Du Bois argues that they disappeared as a class. I highlighted the major point below:
With the Civil War, the planters died as a class. We still talk as though the dominant social class in the South persisted after the war. But it did not. It disappeared. Just how quickly and in what manner the transformation was made, we do not know. No scientific study of the submergence of the remainder of the planter class into the ranks of the poor whites, and the corresponding rise of a portion of the poor whites into the dominant portion of landholders and capitalists, has been made. Of the names of prominent Southern families in Congress in i860, only two appear in 1870, five in 1880. Of 90 prominent names in 1870, only four survived in 1880. Men talk today as though the upper class in the white South is descended from the slaveholders; yet we know by plain mathematics that the ancestors of most of the present Southerners never owned a slave nor had any real economic part in slavery. The disaster of war decimated the planters; the bitter disappointment and frustration led to a tremendous mortality after the war, and from 1870 on the planter class merged their blood so completely with the rising poor whites that they disappeared as a separate aristocracy.
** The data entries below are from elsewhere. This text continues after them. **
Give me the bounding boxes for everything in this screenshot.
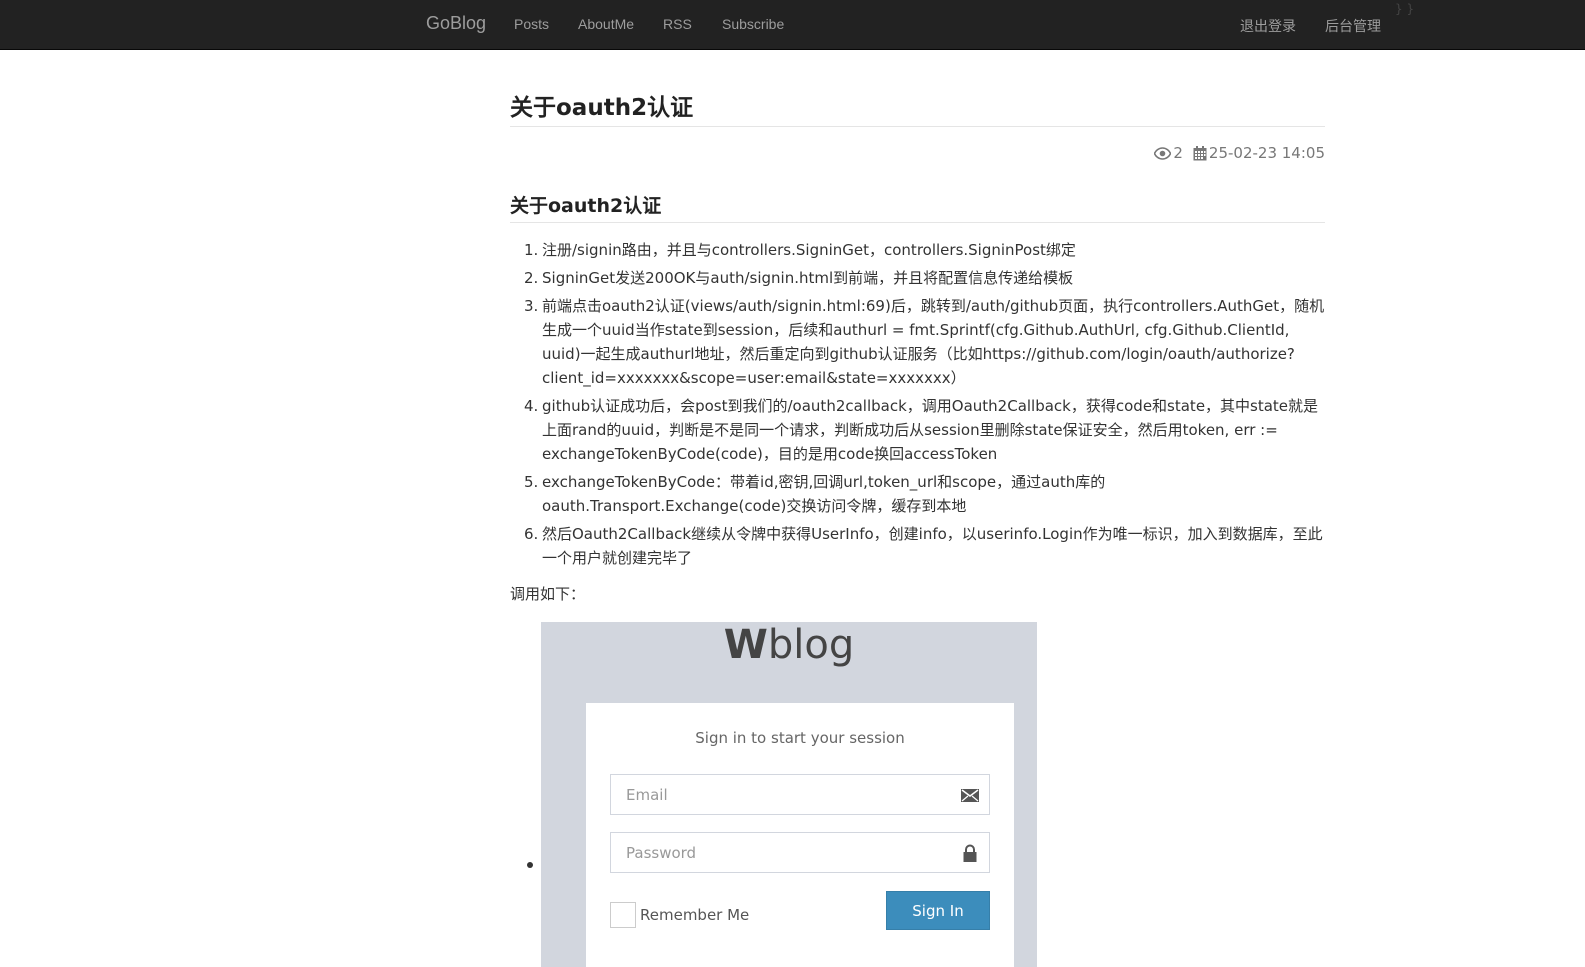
heading-divider (510, 222, 1325, 223)
steps-list: 1. 注册/signin路由，并且与controllers.SigninGet，c… (510, 238, 1325, 574)
list-item: 1. 注册/signin路由，并且与controllers.SigninGet，c… (524, 241, 1076, 259)
navbar-ghost-text: } } (1395, 2, 1415, 16)
login-message: Sign in to start your session (695, 729, 905, 747)
list-bullet (527, 862, 533, 868)
logo-bold: W (723, 622, 768, 668)
login-box: Sign in to start your session Remember M… (586, 703, 1014, 967)
password-input[interactable] (611, 833, 931, 872)
list-item: 6. 然后Oauth2Callback继续从令牌中获得UserInfo，创建inf… (524, 525, 1323, 567)
signin-button[interactable]: Sign In (886, 891, 990, 930)
brand-link[interactable]: GoBlog (426, 13, 486, 34)
call-label: 调用如下： (510, 585, 586, 603)
email-field (610, 774, 990, 815)
password-field (610, 832, 990, 873)
list-item: 3. 前端点击oauth2认证(views/auth/signin.html:69… (524, 297, 1325, 387)
login-screenshot: Wblog Sign in to start your session Reme… (541, 622, 1037, 967)
list-item: 2. SigninGet发送200OK与auth/signin.html到前端，并… (524, 269, 1074, 287)
logo-light: blog (767, 622, 855, 668)
envelope-icon (961, 789, 979, 802)
post-date: 25-02-23 14:05 (1208, 144, 1325, 162)
nav-subscribe[interactable]: Subscribe (722, 16, 784, 32)
lock-icon (963, 844, 977, 862)
nav-posts[interactable]: Posts (514, 16, 549, 32)
top-navbar: GoBlog Posts AboutMe RSS Subscribe 退出登录 … (0, 0, 1585, 50)
post-title: 关于oauth2认证 (510, 95, 694, 121)
nav-admin[interactable]: 后台管理 (1325, 16, 1381, 36)
wblog-logo: Wblog (541, 622, 1037, 682)
calendar-icon (1193, 145, 1207, 160)
nav-logout[interactable]: 退出登录 (1240, 16, 1296, 36)
view-count: 2 (1173, 144, 1183, 162)
remember-label: Remember Me (640, 906, 750, 924)
nav-rss[interactable]: RSS (663, 16, 692, 32)
step-text: 注册/signin路由，并且与controllers.SigninGet，con… (542, 241, 1076, 259)
step-text: 然后Oauth2Callback继续从令牌中获得UserInfo，创建info，… (542, 525, 1323, 567)
post-meta: 2 25-02-23 14:05 (1154, 144, 1325, 162)
step-text: 前端点击oauth2认证(views/auth/signin.html:69)后… (542, 297, 1325, 387)
step-text: exchangeTokenByCode：带着id,密钥,回调url,token_… (542, 473, 1106, 515)
eye-icon (1154, 146, 1172, 160)
section-heading: 关于oauth2认证 (510, 195, 662, 217)
nav-aboutme[interactable]: AboutMe (578, 16, 634, 32)
title-divider (510, 126, 1325, 127)
list-item: 5. exchangeTokenByCode：带着id,密钥,回调url,toke… (524, 473, 1106, 515)
step-text: SigninGet发送200OK与auth/signin.html到前端，并且将… (542, 269, 1074, 287)
email-input[interactable] (611, 775, 931, 814)
list-item: 4. github认证成功后，会post到我们的/oauth2callback，调… (524, 397, 1319, 463)
remember-checkbox[interactable] (610, 902, 636, 928)
step-text: github认证成功后，会post到我们的/oauth2callback，调用O… (542, 397, 1319, 463)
It is this that explains so many characteristics of the post-war South: its lynching and mob law, its murders and cruelty, its insensibility to the finer things of civilization.
Is it really accurate that the planters were decimated as a class? It's common to read that Johnson restored the planters to their plantation by offering a pardon to wealthy planters who were willing to at least say they were loyal to the Union. One would expect, then, that major parts of the planter class would survive into Reconstruction. What is the evidence for and against Du Bois's claim that the planter class was decimated?